In the News: School Segregation Didn’t Go Away. It Just Evolved.

Alvin Chang takes a look at school district secession in a piece for Vox. In Jefferson County, Alabama, nine separate communities have seceded from the county school district and created their own new districts in order to avoid racial integration orders that involved busing, Chang writes.

Chang looks at some posts on a Facebook page set up by the parents organizing one secession effort.

Here’s what they hinted at — what everyone knew but was never articulated: They were carving out a more affluent, more white area and starting their own school district with it. 

According to a recent report by EdBuild, 70 other communities have tried to secede from their district since 2000.

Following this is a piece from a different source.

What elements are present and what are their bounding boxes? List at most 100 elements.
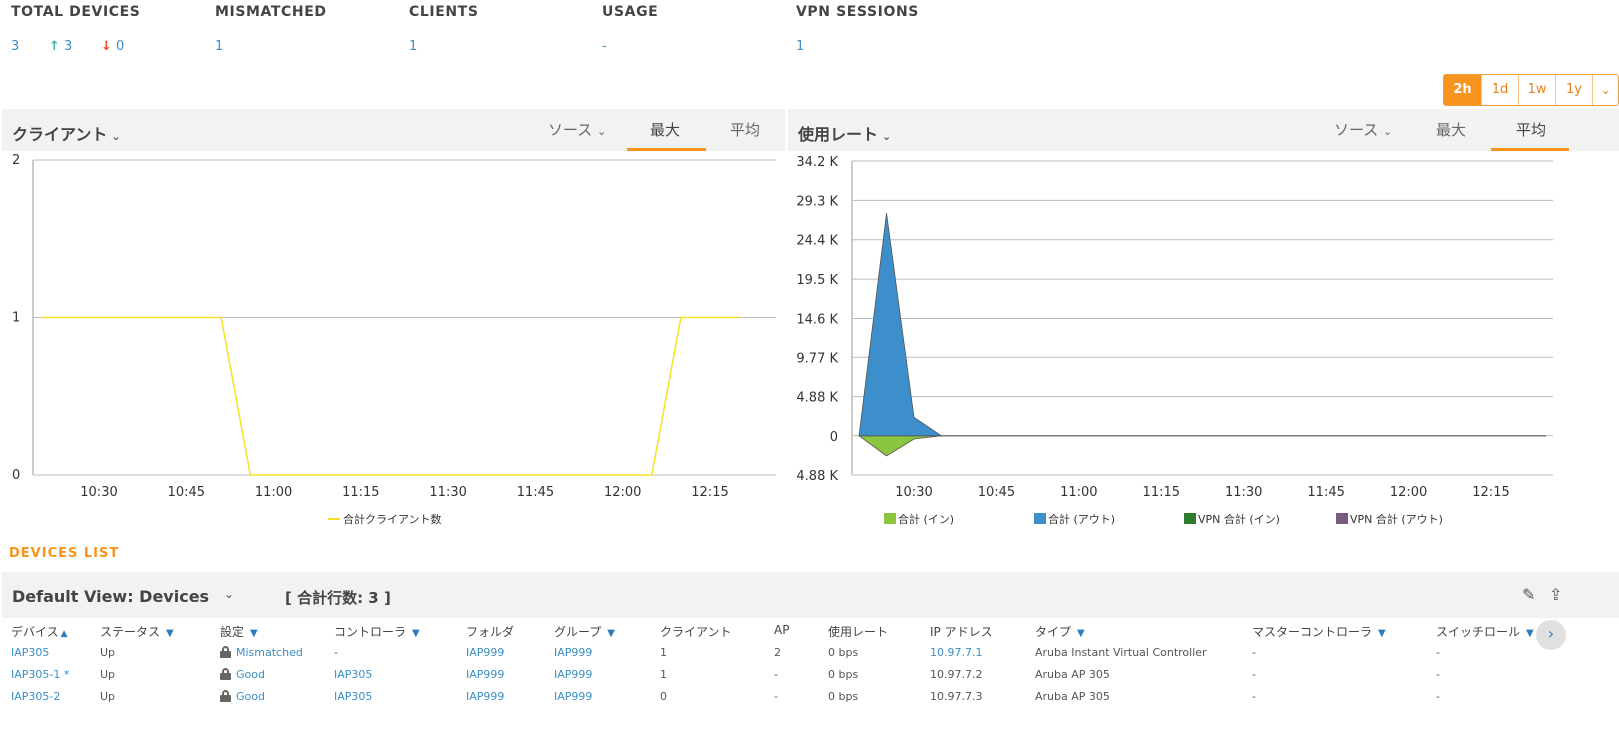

Outside of the smaller number of districts where secession is taking place, trends in segregation are more complicated, since the student population has become more diverse over time, Steve Rivkin writes in an article for Education Next. After exploring some different ways of measuring segregation, Rivkin also looks at data on the connection between desegregation and student achievement.

On this week’s episode of Education Exchange, Paul Peterson talks with the authors of a new study that looks closely at trends in segregation over time and finds that there has been a decrease in segregation.

— Education Next

Update:  Ariana Campo-Flores of the Wall Street Journal takes a look at district secession in Alabama and elsewhere in “New Districts Reignite School Segregation Debate.”